The House of Representatives has passed the Electoral Amendment Bill, moments after opposition lawmakers walked out of the heated session at the National Assembly chambers in Abuja on Friday.
Nigeria’s lower chamber, by this, has stepped down the controversial section 52(3) of the bill which deals with the electronic transmission of election results.
The lawmakers had on Thursday failed to reach a consensus over the much-debated clause after the Deputy Speaker, Idris Wale ruled against the electronic transmission of election results in spite of a resounding vote in favour of the move.
Subsequently, the Speaker, Femi Gbajabiamila, said the Independent National Electoral Commission (INEC) and the NCC would be present on Friday to give further clarifications on the Electoral Act with a major focus on section 52(3).
…PIB passed in absence of opposition lawmakers
Meanwhile, the House also adopted the conference Committee report on the Petroleum Industry(PIB) Bill, voting 3 percent for host communities in the oil- producing areas.
The consideration was stepped down on Thursday by the House following a rowdy session.
However as soon as members of the Minority caucus walked out of the Chamber, there were shouts of PIB, PIB, PIB by members.
The report was subsection submitted by Chief Whip, Hon Tahir Mongunu.
Speaker Femi Gbajabiamila explained the laying of the conference report on the PIB followed rules of the House.

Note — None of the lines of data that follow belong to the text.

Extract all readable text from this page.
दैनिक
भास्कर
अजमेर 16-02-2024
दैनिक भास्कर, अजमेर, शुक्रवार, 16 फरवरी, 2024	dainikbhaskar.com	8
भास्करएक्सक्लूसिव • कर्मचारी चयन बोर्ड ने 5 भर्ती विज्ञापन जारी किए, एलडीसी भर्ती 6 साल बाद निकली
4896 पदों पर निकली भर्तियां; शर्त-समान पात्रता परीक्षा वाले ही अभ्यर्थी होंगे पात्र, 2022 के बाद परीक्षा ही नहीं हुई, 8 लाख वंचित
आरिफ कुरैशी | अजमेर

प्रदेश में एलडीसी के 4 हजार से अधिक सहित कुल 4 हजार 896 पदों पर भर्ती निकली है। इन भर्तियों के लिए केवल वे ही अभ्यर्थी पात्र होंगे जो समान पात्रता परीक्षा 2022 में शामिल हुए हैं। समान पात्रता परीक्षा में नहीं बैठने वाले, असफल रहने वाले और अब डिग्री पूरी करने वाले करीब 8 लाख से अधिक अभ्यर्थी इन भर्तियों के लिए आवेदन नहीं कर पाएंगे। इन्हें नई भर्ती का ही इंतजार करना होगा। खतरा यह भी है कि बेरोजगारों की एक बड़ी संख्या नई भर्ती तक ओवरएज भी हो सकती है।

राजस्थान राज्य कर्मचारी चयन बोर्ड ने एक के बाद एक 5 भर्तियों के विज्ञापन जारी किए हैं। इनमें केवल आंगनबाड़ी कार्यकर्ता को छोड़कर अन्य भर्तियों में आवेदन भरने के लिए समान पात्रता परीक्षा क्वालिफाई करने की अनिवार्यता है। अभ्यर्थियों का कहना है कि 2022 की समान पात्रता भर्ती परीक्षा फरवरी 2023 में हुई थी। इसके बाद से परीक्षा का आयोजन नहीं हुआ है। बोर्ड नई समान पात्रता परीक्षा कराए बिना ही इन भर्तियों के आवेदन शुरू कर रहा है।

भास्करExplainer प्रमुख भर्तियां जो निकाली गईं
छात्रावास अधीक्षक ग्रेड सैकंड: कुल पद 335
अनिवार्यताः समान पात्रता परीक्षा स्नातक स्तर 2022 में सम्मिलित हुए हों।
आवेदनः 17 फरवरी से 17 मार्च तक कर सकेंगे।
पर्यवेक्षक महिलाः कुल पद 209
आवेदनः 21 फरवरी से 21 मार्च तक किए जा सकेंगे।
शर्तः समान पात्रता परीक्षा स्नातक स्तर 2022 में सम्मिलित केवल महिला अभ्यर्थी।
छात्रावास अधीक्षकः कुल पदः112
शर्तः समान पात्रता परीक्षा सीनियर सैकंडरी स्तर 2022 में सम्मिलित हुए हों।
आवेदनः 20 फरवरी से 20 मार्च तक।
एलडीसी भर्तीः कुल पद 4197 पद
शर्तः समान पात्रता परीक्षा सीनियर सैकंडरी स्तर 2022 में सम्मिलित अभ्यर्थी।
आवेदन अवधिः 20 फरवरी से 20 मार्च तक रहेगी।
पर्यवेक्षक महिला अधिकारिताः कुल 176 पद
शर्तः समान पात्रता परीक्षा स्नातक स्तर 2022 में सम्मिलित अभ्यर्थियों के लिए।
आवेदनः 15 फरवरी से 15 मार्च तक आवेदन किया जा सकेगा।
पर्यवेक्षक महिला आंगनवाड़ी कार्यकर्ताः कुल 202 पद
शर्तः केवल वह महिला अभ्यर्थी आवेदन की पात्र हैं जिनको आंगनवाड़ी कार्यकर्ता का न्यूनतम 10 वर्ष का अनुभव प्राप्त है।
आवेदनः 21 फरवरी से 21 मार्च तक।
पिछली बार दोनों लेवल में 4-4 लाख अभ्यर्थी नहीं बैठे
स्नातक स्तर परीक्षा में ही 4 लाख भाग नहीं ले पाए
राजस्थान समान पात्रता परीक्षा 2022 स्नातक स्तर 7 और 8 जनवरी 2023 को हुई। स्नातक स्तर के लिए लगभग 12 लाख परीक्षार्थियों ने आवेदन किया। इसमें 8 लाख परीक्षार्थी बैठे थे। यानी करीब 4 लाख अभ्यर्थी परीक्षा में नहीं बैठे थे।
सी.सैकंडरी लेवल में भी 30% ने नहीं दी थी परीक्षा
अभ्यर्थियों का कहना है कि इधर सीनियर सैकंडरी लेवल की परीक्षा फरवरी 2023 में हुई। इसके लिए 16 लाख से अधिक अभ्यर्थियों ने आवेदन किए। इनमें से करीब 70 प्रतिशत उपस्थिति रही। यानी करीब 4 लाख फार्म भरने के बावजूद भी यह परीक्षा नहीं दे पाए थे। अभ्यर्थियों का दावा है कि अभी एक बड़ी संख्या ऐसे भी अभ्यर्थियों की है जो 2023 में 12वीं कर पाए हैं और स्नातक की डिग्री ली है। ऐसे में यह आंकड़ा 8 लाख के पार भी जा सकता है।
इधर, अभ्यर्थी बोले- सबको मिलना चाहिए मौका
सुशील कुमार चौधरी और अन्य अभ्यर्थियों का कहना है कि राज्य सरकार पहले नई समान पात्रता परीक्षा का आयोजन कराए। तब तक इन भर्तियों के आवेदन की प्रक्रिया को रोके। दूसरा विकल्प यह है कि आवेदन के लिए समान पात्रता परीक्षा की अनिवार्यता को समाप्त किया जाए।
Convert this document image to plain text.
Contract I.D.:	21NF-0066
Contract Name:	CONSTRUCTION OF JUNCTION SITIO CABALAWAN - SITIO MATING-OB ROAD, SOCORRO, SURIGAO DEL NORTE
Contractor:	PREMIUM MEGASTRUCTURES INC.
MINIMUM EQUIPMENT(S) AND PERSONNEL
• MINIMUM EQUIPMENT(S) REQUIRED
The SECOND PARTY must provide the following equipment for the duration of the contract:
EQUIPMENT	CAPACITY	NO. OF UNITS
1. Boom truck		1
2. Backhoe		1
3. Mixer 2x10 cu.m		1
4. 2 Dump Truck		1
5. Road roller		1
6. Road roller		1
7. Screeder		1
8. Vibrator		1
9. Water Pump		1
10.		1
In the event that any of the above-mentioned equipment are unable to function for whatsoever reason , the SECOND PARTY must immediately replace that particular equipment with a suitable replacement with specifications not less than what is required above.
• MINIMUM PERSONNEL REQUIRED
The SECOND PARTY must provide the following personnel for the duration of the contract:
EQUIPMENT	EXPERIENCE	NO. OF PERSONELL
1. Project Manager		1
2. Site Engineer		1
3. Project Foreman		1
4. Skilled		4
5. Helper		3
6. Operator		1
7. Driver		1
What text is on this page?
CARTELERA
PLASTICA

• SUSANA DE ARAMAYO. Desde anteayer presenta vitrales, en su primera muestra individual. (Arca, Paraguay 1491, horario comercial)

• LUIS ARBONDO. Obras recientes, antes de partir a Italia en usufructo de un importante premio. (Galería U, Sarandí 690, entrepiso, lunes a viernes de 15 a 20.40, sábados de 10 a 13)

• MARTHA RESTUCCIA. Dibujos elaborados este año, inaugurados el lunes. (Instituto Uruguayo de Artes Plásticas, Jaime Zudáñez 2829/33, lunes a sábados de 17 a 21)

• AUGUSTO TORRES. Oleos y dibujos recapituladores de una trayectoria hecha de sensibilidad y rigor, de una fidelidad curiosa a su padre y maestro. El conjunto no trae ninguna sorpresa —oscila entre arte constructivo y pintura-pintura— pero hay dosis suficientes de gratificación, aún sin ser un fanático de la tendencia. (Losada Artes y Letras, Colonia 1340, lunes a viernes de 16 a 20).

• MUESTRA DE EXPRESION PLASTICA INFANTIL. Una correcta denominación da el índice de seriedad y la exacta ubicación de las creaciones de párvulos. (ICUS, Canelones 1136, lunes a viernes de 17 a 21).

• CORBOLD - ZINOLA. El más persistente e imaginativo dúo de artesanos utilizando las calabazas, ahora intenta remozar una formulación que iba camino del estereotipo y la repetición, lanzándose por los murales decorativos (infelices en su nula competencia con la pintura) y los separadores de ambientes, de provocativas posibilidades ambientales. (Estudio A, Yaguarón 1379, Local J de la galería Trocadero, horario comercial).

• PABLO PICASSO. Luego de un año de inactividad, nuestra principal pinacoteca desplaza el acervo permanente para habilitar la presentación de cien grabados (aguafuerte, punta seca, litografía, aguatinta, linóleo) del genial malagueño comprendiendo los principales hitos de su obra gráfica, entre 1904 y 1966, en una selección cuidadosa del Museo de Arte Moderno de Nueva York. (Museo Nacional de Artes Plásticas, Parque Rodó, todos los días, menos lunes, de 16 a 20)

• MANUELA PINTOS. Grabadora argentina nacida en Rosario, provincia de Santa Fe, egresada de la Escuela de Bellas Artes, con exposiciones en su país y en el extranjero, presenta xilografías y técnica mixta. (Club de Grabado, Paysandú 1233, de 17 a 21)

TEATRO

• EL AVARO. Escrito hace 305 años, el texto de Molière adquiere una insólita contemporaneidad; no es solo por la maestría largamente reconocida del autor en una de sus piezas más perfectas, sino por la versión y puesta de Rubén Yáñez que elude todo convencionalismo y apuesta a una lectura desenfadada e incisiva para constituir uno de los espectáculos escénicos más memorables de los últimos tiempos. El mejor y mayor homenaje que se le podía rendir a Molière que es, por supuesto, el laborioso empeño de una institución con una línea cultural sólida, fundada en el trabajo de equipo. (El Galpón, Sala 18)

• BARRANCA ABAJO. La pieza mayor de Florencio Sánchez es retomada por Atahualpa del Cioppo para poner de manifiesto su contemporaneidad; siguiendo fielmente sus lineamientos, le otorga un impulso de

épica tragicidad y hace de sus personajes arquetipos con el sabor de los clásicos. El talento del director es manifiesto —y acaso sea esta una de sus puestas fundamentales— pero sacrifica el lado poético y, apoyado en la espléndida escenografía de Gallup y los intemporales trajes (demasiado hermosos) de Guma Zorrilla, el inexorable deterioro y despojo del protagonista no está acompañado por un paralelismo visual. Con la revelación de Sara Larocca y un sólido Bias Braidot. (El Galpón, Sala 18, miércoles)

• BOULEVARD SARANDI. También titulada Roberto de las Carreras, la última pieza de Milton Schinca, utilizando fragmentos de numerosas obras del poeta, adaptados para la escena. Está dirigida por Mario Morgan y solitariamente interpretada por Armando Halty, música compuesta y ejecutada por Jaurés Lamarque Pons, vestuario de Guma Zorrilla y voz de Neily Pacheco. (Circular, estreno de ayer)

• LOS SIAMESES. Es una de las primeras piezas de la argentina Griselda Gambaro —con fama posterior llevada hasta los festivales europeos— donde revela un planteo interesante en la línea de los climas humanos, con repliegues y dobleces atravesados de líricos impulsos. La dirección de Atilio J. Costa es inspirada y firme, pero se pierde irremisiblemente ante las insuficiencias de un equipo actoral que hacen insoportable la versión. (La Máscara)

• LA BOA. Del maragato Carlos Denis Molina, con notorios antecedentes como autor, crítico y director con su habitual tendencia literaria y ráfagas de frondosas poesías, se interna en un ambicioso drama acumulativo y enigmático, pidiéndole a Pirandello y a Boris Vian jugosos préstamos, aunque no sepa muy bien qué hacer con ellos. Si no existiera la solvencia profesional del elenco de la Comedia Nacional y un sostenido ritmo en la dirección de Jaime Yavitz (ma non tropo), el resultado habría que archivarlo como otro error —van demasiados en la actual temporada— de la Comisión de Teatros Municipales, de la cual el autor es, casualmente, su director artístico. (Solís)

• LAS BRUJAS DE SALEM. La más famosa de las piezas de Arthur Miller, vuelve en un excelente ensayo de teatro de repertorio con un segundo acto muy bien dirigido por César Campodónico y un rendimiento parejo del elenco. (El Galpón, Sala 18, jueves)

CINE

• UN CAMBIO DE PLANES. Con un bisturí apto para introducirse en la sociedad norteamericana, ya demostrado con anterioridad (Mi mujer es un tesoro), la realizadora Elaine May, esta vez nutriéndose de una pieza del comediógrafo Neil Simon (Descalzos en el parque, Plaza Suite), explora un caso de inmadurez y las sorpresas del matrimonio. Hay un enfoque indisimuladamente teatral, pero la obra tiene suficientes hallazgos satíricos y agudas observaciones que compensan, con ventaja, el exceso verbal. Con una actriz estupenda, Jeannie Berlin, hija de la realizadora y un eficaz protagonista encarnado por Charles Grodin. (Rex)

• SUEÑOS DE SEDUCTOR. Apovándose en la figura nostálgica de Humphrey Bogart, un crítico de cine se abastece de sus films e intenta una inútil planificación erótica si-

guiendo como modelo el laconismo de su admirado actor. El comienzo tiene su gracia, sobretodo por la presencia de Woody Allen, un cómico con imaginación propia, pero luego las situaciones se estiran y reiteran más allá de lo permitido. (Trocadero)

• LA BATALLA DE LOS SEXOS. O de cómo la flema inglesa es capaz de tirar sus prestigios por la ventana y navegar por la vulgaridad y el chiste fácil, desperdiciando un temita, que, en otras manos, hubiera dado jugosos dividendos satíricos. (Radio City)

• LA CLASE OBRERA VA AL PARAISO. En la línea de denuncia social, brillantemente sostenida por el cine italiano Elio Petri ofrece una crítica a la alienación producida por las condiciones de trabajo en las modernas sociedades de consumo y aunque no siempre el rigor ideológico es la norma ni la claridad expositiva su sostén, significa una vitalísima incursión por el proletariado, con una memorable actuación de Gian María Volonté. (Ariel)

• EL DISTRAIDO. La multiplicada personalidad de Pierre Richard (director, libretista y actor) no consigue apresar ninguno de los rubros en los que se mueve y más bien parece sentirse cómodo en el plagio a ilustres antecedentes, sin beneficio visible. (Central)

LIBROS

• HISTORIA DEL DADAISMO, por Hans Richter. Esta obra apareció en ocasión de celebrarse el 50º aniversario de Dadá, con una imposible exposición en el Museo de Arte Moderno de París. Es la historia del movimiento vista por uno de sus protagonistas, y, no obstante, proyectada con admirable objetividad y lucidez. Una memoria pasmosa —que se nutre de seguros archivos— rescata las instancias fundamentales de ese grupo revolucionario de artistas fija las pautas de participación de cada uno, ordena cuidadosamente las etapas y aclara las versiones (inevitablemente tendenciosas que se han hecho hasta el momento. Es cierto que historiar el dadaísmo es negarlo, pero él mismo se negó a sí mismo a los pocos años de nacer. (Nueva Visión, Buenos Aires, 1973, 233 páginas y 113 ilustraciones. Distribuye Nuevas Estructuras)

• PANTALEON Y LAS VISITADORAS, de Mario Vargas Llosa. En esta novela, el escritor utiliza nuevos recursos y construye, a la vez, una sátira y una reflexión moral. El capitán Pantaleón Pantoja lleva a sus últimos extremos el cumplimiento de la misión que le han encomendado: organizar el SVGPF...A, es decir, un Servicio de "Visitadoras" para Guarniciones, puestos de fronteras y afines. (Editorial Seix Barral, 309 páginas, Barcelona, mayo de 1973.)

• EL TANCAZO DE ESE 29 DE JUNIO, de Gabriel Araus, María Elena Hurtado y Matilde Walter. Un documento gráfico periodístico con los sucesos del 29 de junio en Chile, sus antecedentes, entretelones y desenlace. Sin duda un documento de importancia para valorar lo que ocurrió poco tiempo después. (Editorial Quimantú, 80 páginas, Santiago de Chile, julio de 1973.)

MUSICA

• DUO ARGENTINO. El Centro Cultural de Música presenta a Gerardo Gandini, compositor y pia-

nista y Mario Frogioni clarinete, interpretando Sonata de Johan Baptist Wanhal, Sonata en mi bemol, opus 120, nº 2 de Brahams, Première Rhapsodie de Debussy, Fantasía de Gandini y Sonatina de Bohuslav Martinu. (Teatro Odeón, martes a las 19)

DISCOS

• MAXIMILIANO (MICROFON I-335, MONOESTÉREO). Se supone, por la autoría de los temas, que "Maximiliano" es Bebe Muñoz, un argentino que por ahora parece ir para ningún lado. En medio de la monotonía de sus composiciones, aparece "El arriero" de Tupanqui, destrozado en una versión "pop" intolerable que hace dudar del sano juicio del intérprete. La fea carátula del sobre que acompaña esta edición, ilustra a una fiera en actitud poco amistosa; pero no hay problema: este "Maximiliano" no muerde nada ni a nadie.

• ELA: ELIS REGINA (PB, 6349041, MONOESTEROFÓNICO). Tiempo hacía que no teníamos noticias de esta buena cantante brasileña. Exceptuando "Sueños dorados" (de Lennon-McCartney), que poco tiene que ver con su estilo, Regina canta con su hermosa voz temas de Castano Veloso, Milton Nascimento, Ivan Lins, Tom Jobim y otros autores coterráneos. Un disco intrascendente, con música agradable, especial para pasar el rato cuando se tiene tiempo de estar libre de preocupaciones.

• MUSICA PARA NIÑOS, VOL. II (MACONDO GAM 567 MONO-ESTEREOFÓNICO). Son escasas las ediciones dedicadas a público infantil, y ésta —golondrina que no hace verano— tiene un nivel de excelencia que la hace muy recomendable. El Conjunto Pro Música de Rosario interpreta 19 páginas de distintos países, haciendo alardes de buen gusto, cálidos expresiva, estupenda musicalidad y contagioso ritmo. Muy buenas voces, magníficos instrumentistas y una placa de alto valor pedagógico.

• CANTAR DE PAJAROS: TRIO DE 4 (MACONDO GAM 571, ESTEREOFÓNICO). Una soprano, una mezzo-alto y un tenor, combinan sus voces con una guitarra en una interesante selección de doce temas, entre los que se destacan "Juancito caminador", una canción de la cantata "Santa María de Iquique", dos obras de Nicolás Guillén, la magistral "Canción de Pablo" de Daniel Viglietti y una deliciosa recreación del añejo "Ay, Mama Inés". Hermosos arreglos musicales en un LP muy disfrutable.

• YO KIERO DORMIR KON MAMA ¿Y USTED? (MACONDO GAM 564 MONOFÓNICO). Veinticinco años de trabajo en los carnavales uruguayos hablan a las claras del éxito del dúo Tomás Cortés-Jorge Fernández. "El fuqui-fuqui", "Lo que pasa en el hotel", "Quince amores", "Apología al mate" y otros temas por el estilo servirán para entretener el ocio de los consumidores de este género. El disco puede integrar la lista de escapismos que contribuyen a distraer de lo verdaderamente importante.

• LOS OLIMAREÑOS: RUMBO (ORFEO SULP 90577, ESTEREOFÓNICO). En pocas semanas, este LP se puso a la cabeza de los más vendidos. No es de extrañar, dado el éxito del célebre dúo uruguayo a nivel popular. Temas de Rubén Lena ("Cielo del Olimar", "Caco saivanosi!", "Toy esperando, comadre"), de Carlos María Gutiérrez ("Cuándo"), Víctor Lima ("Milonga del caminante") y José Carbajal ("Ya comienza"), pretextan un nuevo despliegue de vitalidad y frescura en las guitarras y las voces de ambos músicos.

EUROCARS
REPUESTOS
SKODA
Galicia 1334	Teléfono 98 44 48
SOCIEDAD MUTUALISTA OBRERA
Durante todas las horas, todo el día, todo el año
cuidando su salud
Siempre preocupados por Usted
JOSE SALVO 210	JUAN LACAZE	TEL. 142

According to him: “I need to explain the rationale behind the laying of this report. Yesterday, I stepped down the laying of this report so that we get to the Senate and see how it o resolve the issue.
“But unfortunately, by the time we got to the Senate, they had already resolved and taken a decision. So, there was nothing that we can do.
“It is left for us to deliberate on the report, accept it or reject it. This PIB will not go the same way of others. It is unfortunate that our Colleagues are not here. If there is any amendment to be done, that will be done in the future”.
Deputy Minority Whip, Hon Nkiruka made frantic but efforts to make the House suspend consideration of the report to no avail.